Frayn’s latest novel, Skios, showcases his genius for contrivance and coincidence. People are mistaken for who they are not, who find themselves in the wrong places all the time and sometimes the wrong beds, who pick up someone else’s baggage at the airport and someone else’s girlfriend, later on. Doors slam shut, windows burst open, pathways lead to the wrong apartment or the right apartment with the wrong people in it. The farce is heightened because one of the two main men in the book is famous and the other is infamous.

The eminent Dr Norman Wilfred has flown in as a guest speaker at the annual lecture for the Fred Toppler Foundation, ensconced in the pretty Greek island of Skios; his audience, all glitter and money, have arrived in their yachts and charters to listen to this world authority on the scientific organization of Science, without a clue to what it all could mean. Dr Wilfred is upper-middle aged, fat, finicky and allergic to lilies, salt, onions, and is in a black mood because the airline has lost his suitcase. Not just that, in a Meet and Greet mix-up, he has been driven to someone’s deserted villa at the wrong end of the island. Once there… well we will leave it at that. The other man is Oliver Fox, youngish, handsome, somewhat newsworthy and a ‘chancer’ with women, who has flown into Skios to spend a love-week with a woman he has picked up at a bar back in London the week before. The pretty personal assistant of the foundation mistakes him for Dr Wilfred at the airport, the lord be thanked for this, and he, being the cad he is, plays along and is driven to the foundation’s sprawling estate. Once there… we will leave that alone too, because to give away the rest of the story would be unfair to both Dr Wilfred and Oliver Fox. Suffice to say that Frayn, the accomplished playwright, knows the importance of a last act, and in Skios, delivers in spades.

Having set the tone for what is to follow, Frayn, who was once called “the laureate of chaos”, slaps on the slapstick, but his results are not Chaplinesque in that his story manipulates the characters and not the other way round.

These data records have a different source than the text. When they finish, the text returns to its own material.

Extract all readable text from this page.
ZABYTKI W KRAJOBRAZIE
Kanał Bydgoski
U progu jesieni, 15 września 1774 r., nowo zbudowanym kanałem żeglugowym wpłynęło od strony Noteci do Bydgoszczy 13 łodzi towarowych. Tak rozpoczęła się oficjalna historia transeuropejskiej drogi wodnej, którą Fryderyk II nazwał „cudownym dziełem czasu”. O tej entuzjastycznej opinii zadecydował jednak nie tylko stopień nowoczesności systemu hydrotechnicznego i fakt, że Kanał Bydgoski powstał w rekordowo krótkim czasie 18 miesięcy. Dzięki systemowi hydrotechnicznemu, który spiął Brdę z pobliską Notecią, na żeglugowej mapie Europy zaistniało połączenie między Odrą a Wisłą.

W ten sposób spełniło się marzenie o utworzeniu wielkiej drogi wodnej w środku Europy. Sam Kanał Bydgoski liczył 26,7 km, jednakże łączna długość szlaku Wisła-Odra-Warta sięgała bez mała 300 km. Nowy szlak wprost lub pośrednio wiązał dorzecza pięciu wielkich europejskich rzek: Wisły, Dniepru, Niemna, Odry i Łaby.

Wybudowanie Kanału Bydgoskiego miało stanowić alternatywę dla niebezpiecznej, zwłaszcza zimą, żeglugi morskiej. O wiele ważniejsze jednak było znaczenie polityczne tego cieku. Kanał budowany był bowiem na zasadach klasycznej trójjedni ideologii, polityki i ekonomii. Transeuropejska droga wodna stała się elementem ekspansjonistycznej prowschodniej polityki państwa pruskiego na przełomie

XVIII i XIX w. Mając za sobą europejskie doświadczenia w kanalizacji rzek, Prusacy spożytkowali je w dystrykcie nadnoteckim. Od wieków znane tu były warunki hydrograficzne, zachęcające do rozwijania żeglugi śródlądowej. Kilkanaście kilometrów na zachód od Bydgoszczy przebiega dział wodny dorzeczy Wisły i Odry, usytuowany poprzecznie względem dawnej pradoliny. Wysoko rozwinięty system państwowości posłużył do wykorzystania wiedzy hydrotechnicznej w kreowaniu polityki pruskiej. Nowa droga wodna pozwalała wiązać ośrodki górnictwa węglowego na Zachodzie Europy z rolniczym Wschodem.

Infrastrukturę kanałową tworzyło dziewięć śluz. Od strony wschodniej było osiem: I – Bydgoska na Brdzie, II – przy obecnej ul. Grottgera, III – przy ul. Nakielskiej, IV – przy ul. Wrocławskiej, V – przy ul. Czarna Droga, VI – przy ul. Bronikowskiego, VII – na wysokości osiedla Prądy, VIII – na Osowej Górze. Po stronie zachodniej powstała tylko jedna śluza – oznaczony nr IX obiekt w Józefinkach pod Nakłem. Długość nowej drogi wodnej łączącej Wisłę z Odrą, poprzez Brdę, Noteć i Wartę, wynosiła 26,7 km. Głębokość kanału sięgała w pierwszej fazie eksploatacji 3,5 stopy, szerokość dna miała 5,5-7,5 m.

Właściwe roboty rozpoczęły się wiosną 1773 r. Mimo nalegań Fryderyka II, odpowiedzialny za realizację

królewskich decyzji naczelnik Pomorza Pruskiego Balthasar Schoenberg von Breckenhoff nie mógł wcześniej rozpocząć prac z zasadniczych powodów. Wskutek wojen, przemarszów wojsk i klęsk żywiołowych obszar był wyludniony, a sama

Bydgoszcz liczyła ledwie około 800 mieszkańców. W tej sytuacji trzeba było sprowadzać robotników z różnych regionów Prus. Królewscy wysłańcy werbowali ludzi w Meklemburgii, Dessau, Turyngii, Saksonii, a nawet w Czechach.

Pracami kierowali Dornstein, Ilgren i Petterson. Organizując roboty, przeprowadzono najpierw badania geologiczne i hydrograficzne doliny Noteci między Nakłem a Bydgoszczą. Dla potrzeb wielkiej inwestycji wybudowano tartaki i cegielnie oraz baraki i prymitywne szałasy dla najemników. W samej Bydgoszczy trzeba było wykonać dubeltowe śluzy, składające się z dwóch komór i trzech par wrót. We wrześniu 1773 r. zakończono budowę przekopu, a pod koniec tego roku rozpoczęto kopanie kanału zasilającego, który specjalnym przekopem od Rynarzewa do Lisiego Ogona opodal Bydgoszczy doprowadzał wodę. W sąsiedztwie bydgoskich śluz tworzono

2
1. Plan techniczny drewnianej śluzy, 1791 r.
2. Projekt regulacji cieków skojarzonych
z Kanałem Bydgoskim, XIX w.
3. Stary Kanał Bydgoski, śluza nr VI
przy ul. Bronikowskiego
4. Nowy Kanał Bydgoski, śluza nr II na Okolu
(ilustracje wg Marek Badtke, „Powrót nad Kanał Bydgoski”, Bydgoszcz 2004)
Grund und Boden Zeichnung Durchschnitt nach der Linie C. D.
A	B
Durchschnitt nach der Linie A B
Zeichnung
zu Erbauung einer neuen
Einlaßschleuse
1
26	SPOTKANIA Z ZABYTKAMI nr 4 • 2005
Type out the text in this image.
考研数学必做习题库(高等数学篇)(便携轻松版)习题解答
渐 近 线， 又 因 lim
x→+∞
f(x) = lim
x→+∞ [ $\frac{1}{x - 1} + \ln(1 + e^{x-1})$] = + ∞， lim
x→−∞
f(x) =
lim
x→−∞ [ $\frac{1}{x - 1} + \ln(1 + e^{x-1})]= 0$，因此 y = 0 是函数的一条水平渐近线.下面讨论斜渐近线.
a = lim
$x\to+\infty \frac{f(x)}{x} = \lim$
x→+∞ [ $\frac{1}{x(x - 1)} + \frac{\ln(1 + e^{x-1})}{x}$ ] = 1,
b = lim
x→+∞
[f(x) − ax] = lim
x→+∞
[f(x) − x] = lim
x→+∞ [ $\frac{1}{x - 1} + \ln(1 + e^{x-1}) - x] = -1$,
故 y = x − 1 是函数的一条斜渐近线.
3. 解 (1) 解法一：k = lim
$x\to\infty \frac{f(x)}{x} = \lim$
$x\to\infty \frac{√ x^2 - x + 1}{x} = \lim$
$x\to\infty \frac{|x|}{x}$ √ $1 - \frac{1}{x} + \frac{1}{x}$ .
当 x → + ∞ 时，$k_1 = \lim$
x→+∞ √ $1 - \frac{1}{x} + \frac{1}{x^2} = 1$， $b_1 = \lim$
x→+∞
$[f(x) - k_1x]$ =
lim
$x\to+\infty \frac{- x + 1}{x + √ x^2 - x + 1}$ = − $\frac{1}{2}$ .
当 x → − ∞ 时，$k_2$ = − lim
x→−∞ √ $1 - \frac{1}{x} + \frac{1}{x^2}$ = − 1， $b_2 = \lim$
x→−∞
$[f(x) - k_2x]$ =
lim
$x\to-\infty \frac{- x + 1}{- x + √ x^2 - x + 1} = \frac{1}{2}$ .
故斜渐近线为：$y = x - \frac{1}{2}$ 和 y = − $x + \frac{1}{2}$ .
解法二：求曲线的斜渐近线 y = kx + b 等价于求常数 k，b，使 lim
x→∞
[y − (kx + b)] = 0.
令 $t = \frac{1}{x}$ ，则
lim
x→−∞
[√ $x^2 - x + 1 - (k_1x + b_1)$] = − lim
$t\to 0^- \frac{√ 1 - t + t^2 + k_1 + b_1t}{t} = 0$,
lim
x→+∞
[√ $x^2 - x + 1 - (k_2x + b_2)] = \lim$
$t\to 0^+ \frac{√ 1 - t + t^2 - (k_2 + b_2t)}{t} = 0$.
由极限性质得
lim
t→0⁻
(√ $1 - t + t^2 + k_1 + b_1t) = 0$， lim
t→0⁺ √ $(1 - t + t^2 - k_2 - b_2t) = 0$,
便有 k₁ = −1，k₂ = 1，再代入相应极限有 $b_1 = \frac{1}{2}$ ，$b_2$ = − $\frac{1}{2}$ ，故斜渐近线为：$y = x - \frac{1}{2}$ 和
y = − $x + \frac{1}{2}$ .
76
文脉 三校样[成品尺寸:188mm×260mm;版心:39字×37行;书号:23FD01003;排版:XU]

I would find a parallel in Ketan Mehta’s darkly brilliant Jaane Bhi Do Yaaro, or perhaps a Guy Ritchie caper. As a matter of fact, Skios is very visual, almost film-like in its form. One is soon wobbling along from image to image, trying to make sense of the plot as Frayn asks you to suspend your disbelief at what obviously doesn’t make sense in this age of Wikipedia and Facebook posts, because Oliver Fox has convinced everyone at the foundation — staff, founder, guests — that he indeed is Dr Wilfred.

The soul of farce, Frayn, an old hand at the game, knows, lies in the manner in which such ruses can be sustained, and for how long. Whereas Georges Feydeau and Shakespeare, writing somewhat before his time, also knew that satire, even slapstick, need ballast to prevent them from floating aimlessly away, so they brought in undercurrents of human folly and the domino effect of one impetuous act on the lives of many other people. It is not an easy genre to embrace, this keeping the visceral separate from the cerebral, but Michael Frayn has been risking it time and again. Do they shortlist in the Man Booker for persistence?